7. Frontend Development Finally, to make our application accessible and user-friendly, we designed a simple yet effective frontend using HTML. This interface allows users to interact with our demo app easily, submitting research questions and receiving comprehensive literature reviews in return.

Challenges we ran into

Over the course of this project, we ran into a few challenges:

1. Optimizing chunking and retrieval accuracy. In order to ensure accurate and relevant retrieval of data, we needed to choose smart chunking strategies. We thus had to experiment with many different strategies, measure which ones performed better compared to others, and ultimately make a decision based on data we collected.

2. Dealing with embedding models. A crucial part of the system is the generation of embeddings for data. However, most high-quality embedding models are run through APIs. This makes them expensive. In addition, accessing these embedding APIs is at times very slow.

3. Dealing with PDFs. As PDFs use specific encoding formats, extracting and processing data from PDFs is not straightforward. We had to deal with quite a few error cases and had to find ways to filter for badly-formatted data. This took more time and effort than we had initially expected.

4. Deploying the database. In order to be able to access our database through our API, we deployed Chroma on Azure. We ran it in a docker container. However, the database crashed twice due to memory constraints, leading to us losing our generated embeddings. So, we figured out how to use the disk by directly inspecting ChromaDB’s source code.

Accomplishments that we're proud of

1. Embedding full-text ArXiv papers. We are the first team to embed the full texts of thousands of ArXiv papers into a widely accessible database. We believe that this can have a wide range of use cases, from application development, to education and academic research.

2. Pivoting during the Hackathon. We successfully pivoted from creating an LLM application to building a developer tool after identifying a key point of friction in the development pipeline. Ultimately, we were able to create our initial application–in 6 lines of code on top of our new API.

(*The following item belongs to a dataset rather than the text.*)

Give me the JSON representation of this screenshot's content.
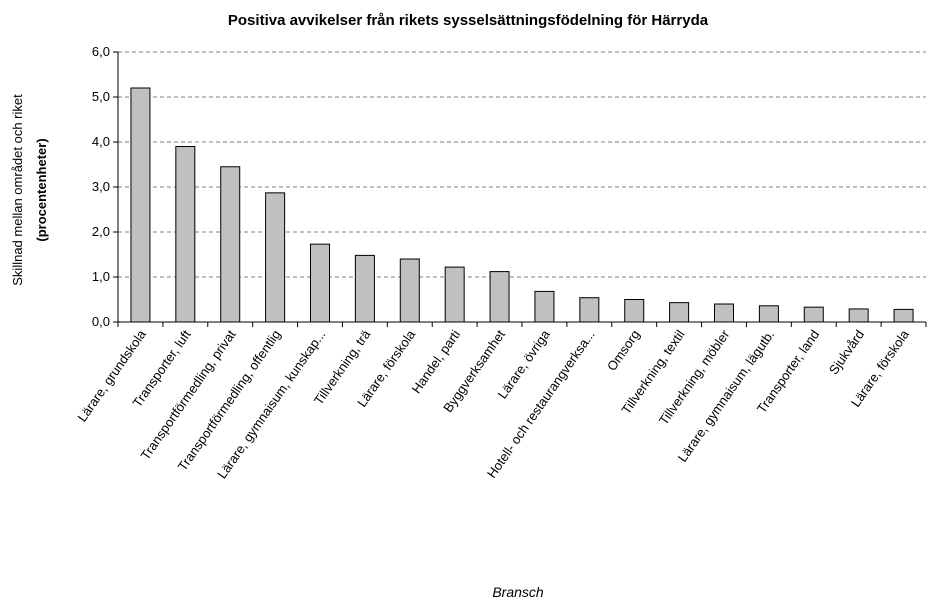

3. Optimizing our code. When we initially created our data processing and embedding pipeline, it was fairly slow. However, through a combination of systems optimizations, we were able to achieve 10x speedups over our original approach.

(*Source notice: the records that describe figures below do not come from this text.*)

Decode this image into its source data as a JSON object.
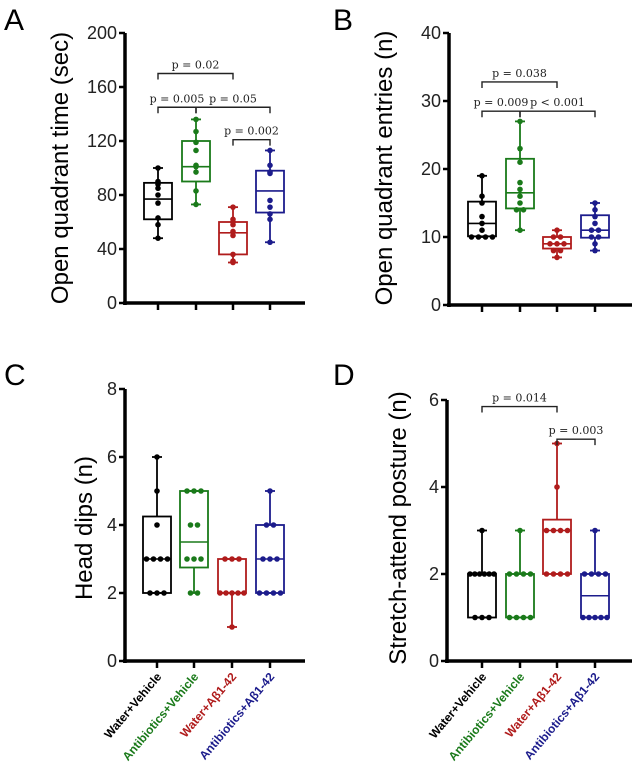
{
  "colors": {
    "g0": "#000000",
    "g1": "#1a7a1a",
    "g2": "#b01c1c",
    "g3": "#1c1c8c"
  },
  "categories": [
    "Water+Vehicle",
    "Antibiotics+Vehicle",
    "Water+Aβ1-42",
    "Antibiotics+Aβ1-42"
  ],
  "chart_data": [
    {
      "panel": "A",
      "type": "box",
      "ylabel": "Open quadrant time (sec)",
      "ylim": [
        0,
        200
      ],
      "yticks": [
        "0",
        "40",
        "80",
        "120",
        "160",
        "200"
      ],
      "ytick_values": [
        0,
        40,
        80,
        120,
        160,
        200
      ],
      "groups": [
        {
          "min": 48,
          "q1": 62,
          "median": 77,
          "q3": 89,
          "max": 100,
          "points": [
            100,
            90,
            88,
            85,
            80,
            74,
            63,
            58,
            48
          ]
        },
        {
          "min": 73,
          "q1": 90,
          "median": 101,
          "q3": 120,
          "max": 136,
          "points": [
            136,
            127,
            119,
            113,
            102,
            101,
            97,
            83,
            73
          ]
        },
        {
          "min": 30,
          "q1": 36,
          "median": 52,
          "q3": 60,
          "max": 71,
          "points": [
            71,
            62,
            60,
            58,
            53,
            50,
            36,
            31,
            30
          ]
        },
        {
          "min": 45,
          "q1": 67,
          "median": 83,
          "q3": 98,
          "max": 113,
          "points": [
            113,
            102,
            97,
            96,
            76,
            71,
            66,
            62,
            45
          ]
        }
      ],
      "comparisons": [
        {
          "from": 0,
          "to": 2,
          "level": 170,
          "label": "p = 0.02"
        },
        {
          "from": 0,
          "to": 1,
          "level": 145,
          "label": "p = 0.005"
        },
        {
          "from": 1,
          "to": 3,
          "level": 145,
          "label": "p = 0.05"
        },
        {
          "from": 2,
          "to": 3,
          "level": 121,
          "label": "p = 0.002"
        }
      ]
    },
    {
      "panel": "B",
      "type": "box",
      "ylabel": "Open quadrant entries (n)",
      "ylim": [
        0,
        40
      ],
      "yticks": [
        "0",
        "10",
        "20",
        "30",
        "40"
      ],
      "ytick_values": [
        0,
        10,
        20,
        30,
        40
      ],
      "groups": [
        {
          "min": 10,
          "q1": 10.1,
          "median": 12,
          "q3": 15.2,
          "max": 19,
          "points": [
            19,
            16,
            15,
            13,
            12,
            11,
            10,
            10,
            10,
            10
          ]
        },
        {
          "min": 11,
          "q1": 14.2,
          "median": 16.5,
          "q3": 21.5,
          "max": 27,
          "points": [
            27,
            23,
            21,
            18,
            17,
            16,
            15,
            14,
            14,
            11
          ]
        },
        {
          "min": 7,
          "q1": 8.3,
          "median": 9,
          "q3": 10,
          "max": 11,
          "points": [
            11,
            10,
            10,
            9,
            9,
            9,
            8,
            8,
            7
          ]
        },
        {
          "min": 8,
          "q1": 9.9,
          "median": 11,
          "q3": 13.2,
          "max": 15,
          "points": [
            15,
            14,
            13,
            12,
            11,
            11,
            10,
            10,
            9,
            8
          ]
        }
      ],
      "comparisons": [
        {
          "from": 0,
          "to": 2,
          "level": 32.8,
          "label": "p = 0.038"
        },
        {
          "from": 0,
          "to": 1,
          "level": 28.5,
          "label": "p = 0.009"
        },
        {
          "from": 1,
          "to": 3,
          "level": 28.5,
          "label": "p < 0.001"
        }
      ]
    },
    {
      "panel": "C",
      "type": "box",
      "ylabel": "Head dips (n)",
      "ylim": [
        0,
        8
      ],
      "yticks": [
        "0",
        "2",
        "4",
        "6",
        "8"
      ],
      "ytick_values": [
        0,
        2,
        4,
        6,
        8
      ],
      "groups": [
        {
          "min": 2,
          "q1": 2,
          "median": 3,
          "q3": 4.25,
          "max": 6,
          "points": [
            6,
            5,
            4,
            3,
            3,
            3,
            3,
            2,
            2,
            2
          ]
        },
        {
          "min": 2,
          "q1": 2.75,
          "median": 3.5,
          "q3": 5,
          "max": 5,
          "points": [
            5,
            5,
            5,
            4,
            4,
            3,
            3,
            3,
            2,
            2
          ]
        },
        {
          "min": 1,
          "q1": 2,
          "median": 2,
          "q3": 3,
          "max": 3,
          "points": [
            3,
            3,
            3,
            2,
            2,
            2,
            2,
            2,
            1
          ]
        },
        {
          "min": 2,
          "q1": 2,
          "median": 3,
          "q3": 4,
          "max": 5,
          "points": [
            5,
            4,
            4,
            3,
            3,
            3,
            2,
            2,
            2,
            2
          ]
        }
      ],
      "comparisons": []
    },
    {
      "panel": "D",
      "type": "box",
      "ylabel": "Stretch-attend posture (n)",
      "ylim": [
        0,
        6
      ],
      "yticks": [
        "0",
        "2",
        "4",
        "6"
      ],
      "ytick_values": [
        0,
        2,
        4,
        6
      ],
      "groups": [
        {
          "min": 1,
          "q1": 1,
          "median": 2,
          "q3": 2,
          "max": 3,
          "points": [
            3,
            2,
            2,
            2,
            2,
            2,
            2,
            1,
            1,
            1
          ]
        },
        {
          "min": 1,
          "q1": 1,
          "median": 2,
          "q3": 2,
          "max": 3,
          "points": [
            3,
            2,
            2,
            2,
            2,
            1,
            1,
            1,
            1
          ]
        },
        {
          "min": 2,
          "q1": 2,
          "median": 3,
          "q3": 3.25,
          "max": 5,
          "points": [
            5,
            4,
            3,
            3,
            3,
            3,
            2,
            2,
            2,
            2
          ]
        },
        {
          "min": 1,
          "q1": 1,
          "median": 1.5,
          "q3": 2,
          "max": 3,
          "points": [
            3,
            2,
            2,
            2,
            2,
            1,
            1,
            1,
            1,
            1
          ]
        }
      ],
      "comparisons": [
        {
          "from": 0,
          "to": 2,
          "level": 5.85,
          "label": "p = 0.014"
        },
        {
          "from": 2,
          "to": 3,
          "level": 5.1,
          "label": "p = 0.003"
        }
      ]
    }
  ]
}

4. Creating cloud architecture. We built and configured a server to run the ArXiv embedding pipeline in perpetuity until all papers are embedded. In addition, we created a different server that fully manages our backend database infrastructure.

What we learned

Over the course of Treehacks, we learned a tremendous amount about the development process of LLM applications. We delved deeply into exploring the tradeoffs between different tools and architectures. Having a wide variety of technical requirements in our own project, we were able to explore and learn more about these tradeoffs. In addition, we gained experience in applying optimization strategies. On the one hand, we optimized our data processing on a systems level. On the other hand, we optimized our accuracy retrieval accuracy by applying different chunking and embedding strategies. Overall, we have gained a much greater appreciation for the problem of data management for RAG-based applications and the whole LLM application ecosystem as a whole.

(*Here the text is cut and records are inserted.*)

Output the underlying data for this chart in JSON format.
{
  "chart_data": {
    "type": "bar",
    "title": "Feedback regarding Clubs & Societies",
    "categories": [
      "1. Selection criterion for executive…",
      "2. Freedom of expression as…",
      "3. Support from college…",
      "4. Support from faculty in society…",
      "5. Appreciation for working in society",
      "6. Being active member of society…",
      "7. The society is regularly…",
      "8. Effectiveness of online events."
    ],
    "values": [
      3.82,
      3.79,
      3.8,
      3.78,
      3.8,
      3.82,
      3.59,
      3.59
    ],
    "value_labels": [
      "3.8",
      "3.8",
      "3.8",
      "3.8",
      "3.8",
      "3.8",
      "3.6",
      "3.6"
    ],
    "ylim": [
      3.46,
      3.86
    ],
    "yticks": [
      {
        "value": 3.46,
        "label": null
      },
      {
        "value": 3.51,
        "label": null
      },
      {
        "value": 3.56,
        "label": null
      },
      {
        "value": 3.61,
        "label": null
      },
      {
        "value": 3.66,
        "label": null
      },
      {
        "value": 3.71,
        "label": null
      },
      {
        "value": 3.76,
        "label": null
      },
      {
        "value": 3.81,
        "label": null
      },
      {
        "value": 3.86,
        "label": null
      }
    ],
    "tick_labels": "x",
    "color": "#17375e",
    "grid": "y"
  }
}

What's next for Blanket.ai

After Treehacks, we want to start working closely with LLM application developers to better understand their data and infrastructure needs. In addition, we plan to embed the full texts of all of ArXiv’s (approximately 3 million) research papers into a database accessible through our API to any developer. To do so, we aim to make the API production-ready, decreasing response times, increasing throughput capabilities, and releasing documentation. Furthermore, we want to spread the word about the Blanket API by advertising on forums and developer meetups. Finally, we aim to build widely-available databases for data in other verticals, such as legal, health, and education.